FRANK Darabont and Stephen King last teamed up to create the prison classics The Shawshank Redemption and The Green Mile, so we have high hopes for their latest collaboration.

The Mist doesn’t live up to those high standards, but it’s still worth a look.

It starts in creepy style, in the aftermath of a huge storm. A strange fog rolls down from the mountain, and a man comes running into the supermarket screaming: “There’s something in the mist!”

David Drayton (Thomas Jane) is trapped in the shop with a couple of dozen of his neighbours, including manager Ollie (British actor Toby Jones, in an unlikely hero role) and evangelist Mrs Carmody (Marcia Gay Harden).

“It’s death out there, it’s the end of days,” she proclaims. And, as people disappear into the mist and don’t come back, her words of doom have an effect on the terrified townsfolk.

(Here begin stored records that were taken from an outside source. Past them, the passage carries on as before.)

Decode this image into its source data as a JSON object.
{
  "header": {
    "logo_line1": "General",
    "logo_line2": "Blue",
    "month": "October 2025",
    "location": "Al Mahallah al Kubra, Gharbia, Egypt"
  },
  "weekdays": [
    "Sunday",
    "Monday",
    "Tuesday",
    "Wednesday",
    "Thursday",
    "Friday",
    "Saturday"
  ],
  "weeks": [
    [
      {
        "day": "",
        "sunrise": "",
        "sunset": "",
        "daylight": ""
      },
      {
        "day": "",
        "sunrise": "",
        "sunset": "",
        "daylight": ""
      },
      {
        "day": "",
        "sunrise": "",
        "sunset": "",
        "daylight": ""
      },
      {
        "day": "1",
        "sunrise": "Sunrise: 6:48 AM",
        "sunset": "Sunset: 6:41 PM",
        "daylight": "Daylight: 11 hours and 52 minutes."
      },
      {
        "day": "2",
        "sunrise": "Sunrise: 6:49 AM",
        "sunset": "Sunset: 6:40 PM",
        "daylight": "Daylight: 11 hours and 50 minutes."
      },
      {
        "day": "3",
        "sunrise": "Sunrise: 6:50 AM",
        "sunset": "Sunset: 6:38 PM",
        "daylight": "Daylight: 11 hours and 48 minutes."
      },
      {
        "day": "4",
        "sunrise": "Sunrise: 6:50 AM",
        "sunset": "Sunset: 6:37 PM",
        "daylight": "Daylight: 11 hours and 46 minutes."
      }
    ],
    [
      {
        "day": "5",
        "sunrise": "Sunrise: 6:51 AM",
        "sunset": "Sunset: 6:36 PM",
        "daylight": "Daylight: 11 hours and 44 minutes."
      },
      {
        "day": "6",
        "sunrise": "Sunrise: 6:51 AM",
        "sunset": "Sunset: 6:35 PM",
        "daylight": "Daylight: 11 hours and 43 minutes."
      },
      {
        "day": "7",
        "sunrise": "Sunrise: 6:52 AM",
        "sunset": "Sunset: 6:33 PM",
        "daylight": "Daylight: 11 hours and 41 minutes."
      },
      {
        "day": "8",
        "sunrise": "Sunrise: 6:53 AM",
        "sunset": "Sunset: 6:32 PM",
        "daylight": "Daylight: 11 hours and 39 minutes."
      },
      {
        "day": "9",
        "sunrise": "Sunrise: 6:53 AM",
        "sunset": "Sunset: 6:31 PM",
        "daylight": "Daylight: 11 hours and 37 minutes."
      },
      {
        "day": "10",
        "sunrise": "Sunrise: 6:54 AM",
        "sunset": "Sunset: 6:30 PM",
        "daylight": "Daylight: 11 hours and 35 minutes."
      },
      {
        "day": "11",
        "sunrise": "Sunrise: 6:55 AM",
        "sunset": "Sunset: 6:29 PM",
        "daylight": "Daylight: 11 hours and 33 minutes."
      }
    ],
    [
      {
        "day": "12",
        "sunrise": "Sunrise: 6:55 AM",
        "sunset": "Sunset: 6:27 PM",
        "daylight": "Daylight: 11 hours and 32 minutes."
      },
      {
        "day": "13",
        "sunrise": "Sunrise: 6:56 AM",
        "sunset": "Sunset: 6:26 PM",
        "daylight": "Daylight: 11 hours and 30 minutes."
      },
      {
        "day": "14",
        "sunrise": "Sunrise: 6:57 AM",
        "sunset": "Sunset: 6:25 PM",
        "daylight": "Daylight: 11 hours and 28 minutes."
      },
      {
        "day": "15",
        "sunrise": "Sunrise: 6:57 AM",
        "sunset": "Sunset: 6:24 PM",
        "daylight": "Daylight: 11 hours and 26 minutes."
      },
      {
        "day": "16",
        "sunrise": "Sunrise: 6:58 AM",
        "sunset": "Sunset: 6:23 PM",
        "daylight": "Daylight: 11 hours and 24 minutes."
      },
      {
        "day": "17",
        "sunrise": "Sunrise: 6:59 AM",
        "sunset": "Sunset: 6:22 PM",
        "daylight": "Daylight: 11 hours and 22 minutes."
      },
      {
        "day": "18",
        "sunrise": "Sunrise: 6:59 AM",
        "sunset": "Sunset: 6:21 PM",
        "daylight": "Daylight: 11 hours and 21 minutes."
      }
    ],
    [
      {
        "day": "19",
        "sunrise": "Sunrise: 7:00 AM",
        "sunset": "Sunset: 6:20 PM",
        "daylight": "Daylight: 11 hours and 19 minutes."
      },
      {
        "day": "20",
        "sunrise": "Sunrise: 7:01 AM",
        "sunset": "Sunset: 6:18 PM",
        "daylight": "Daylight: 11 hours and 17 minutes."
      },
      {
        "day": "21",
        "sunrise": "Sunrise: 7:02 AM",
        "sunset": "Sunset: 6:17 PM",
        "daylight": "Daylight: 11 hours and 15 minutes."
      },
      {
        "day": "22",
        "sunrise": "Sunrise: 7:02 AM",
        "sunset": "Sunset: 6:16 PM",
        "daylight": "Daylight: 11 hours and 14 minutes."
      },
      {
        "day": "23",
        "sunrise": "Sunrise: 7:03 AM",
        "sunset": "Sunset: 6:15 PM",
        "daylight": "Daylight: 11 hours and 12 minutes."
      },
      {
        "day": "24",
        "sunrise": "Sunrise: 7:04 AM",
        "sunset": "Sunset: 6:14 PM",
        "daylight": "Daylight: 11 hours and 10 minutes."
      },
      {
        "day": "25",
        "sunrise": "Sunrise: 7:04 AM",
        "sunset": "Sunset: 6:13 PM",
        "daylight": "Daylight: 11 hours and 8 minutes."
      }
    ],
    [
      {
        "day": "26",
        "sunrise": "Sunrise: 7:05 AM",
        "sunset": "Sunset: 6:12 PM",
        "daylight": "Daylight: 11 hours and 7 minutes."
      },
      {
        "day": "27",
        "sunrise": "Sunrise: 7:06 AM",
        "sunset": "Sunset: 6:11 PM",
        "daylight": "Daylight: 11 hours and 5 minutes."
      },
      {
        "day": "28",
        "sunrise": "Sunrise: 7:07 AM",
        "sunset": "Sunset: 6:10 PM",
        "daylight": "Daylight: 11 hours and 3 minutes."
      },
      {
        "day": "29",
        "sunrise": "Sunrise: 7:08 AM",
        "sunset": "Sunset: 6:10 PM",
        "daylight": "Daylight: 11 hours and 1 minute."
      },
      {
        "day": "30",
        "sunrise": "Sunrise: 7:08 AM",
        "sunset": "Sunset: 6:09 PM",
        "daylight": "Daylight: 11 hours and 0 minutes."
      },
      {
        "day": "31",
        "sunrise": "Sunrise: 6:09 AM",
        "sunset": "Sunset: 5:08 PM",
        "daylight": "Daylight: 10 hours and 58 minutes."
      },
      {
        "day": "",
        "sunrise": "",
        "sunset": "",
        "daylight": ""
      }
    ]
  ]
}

So far, so scary. Then come the giant alien-like insects, smashing against the glass storefront. Here the rather dodgy special effects detract from the tension, though the action scenes are generally good.

In an above-average script, the increasingly paranoid survivors discuss what to do and where the mist has come from – is it divine intervention from a vengeful god?

There are a few laughs, a few jumps, some “eww” moments and one where you may break into spontaneous applause when a character gets their just deserts.

The explanation for the crisis is straight out of the ITV1 drama Primeval, but then you’ll know that if you’ve seen the trailer which gives too much of the story away.

Right up until the last few minutes, I might have given it four stars, but I’m afraid the frustrating ending really blew it for me.